Quelques semaines plus tard, Saül reçut la visite de ses cousins de retour d'Israël.
- Etienne de Samarie t'adresse son salut et son amitié, dit Andronique.
- Alors, que vous a dit Etienne ?… Que pense-t-il de ce criminel galiléen ? Sa secte présente-t-elle encore un danger quelconque pour Israël ?… Allons, parlez ! ajouta-t-il en percevant leur hésitation.
Les trois hommes s'entre-regardèrent, indécis. Enfin, Hérodion répondit à Saül :
- Etienne… croit que… Jésus de Nazareth est le vrai Messie.
Saül sursauta.
- Quoi ? Etienne croit cela ? Impossible !
- …Et nous le croyons également ! affirma Hérodion en le fixant droit dans les yeux. Nous croyons que Jésus est le Messie…
- Etait, ironisa Saül.
- Non, Saül, je dis bien « est » le Messie, car Jésus qui a été crucifié la veille des Azymes, est ressuscité d'entre les morts.
Saül se mit à rire comme il n'avait pas ri depuis longtemps. Il n'arrivait plus à articuler un mot tant il était secoué de hoquets. La nouvelle que ces trois imbéciles lui rapportaient avec tant de sérieux était trop drôle, trop inattendue : Jésus, le crucifié, ressuscité !
Mais Andronique, Junias et Hérodion ne riaient pas, eux. Ils contemplaient leur parent avec, dans le regard, un monde de pitié et de douleur.

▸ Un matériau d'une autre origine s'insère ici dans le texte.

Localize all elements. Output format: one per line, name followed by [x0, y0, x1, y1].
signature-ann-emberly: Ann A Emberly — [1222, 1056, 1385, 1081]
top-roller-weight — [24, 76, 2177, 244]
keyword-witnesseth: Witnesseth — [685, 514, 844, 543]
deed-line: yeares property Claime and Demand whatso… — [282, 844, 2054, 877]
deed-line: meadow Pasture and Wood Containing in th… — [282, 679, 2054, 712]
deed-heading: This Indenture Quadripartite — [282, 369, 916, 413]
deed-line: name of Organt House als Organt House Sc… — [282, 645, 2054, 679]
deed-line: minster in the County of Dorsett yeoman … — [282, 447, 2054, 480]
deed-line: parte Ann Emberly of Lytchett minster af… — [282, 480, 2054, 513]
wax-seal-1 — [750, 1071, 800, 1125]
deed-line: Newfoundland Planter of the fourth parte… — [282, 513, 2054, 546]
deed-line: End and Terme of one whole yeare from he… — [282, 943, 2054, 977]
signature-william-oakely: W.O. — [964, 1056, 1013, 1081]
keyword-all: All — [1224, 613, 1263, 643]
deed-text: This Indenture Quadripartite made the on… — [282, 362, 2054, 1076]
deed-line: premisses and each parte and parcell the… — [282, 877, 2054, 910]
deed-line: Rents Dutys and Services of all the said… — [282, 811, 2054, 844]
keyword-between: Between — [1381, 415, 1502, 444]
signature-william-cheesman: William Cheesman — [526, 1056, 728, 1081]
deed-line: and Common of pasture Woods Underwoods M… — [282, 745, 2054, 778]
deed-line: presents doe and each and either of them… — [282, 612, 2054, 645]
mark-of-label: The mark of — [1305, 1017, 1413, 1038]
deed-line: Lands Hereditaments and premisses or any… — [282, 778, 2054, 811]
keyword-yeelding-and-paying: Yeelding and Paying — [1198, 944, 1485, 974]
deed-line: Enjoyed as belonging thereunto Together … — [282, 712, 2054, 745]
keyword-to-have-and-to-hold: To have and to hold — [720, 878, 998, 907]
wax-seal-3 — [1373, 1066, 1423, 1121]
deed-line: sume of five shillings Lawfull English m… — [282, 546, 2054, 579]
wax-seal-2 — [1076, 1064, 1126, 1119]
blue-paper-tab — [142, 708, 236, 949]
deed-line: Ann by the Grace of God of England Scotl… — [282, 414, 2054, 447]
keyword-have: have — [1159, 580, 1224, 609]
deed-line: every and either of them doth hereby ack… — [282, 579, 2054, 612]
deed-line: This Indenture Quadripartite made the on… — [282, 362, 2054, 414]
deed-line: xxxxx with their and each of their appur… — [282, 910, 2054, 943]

- Qu'avez-vous à me regarder ? Pensez-vous me circonvenir comme Etienne vous a gagné à la cause de ce charlatan ? Puis éclatant :
- Hors de ma vue, mauvais Juifs, fils du diable, blasphémateurs ! Vous souillez la demeure du juste ! Son regard se fit plus acéré et il ajouta d'une voix dangereusement douce :
- Et si vous répandez vos hérésies, je vous fais lapider par le peuple. Qu'ainsi périssent les blasphémateurs !
- Voici un message du Sanhédrin.
- Donne… Et maintenant, sortez !
Bouillonnant d'une colère contenue, le scribe sortit de l'étui le parchemin aux armes du Sanhédrin et lut la lettre de ses supérieurs qui lui intimaient l'ordre de se mettre en route pour Jérusalem. Il devait rejoindre la ville en empruntant la voie de terre, s'arrêter dans les communautés afin de relever le zèle du peuple élu et lui redonner confiance en son Créateur.
Il constata un peu partout, même dans le désert, que les Juifs avaient déjà entendu parler de la secte des nazaréens, ainsi qu'on la nommait. On se chuchotait les miracles de Jésus et de ses disciples, on rapportait des bribes de son enseignement. Au fils des jours, la colère ne cessait de gronder dans le cœur du scribe, sa haine de s'enfler pour cette secte. Plus que jamais, il avait hâte de rejoindre Jérusalem afin de se rendre compte de la propagation de l'hérésie.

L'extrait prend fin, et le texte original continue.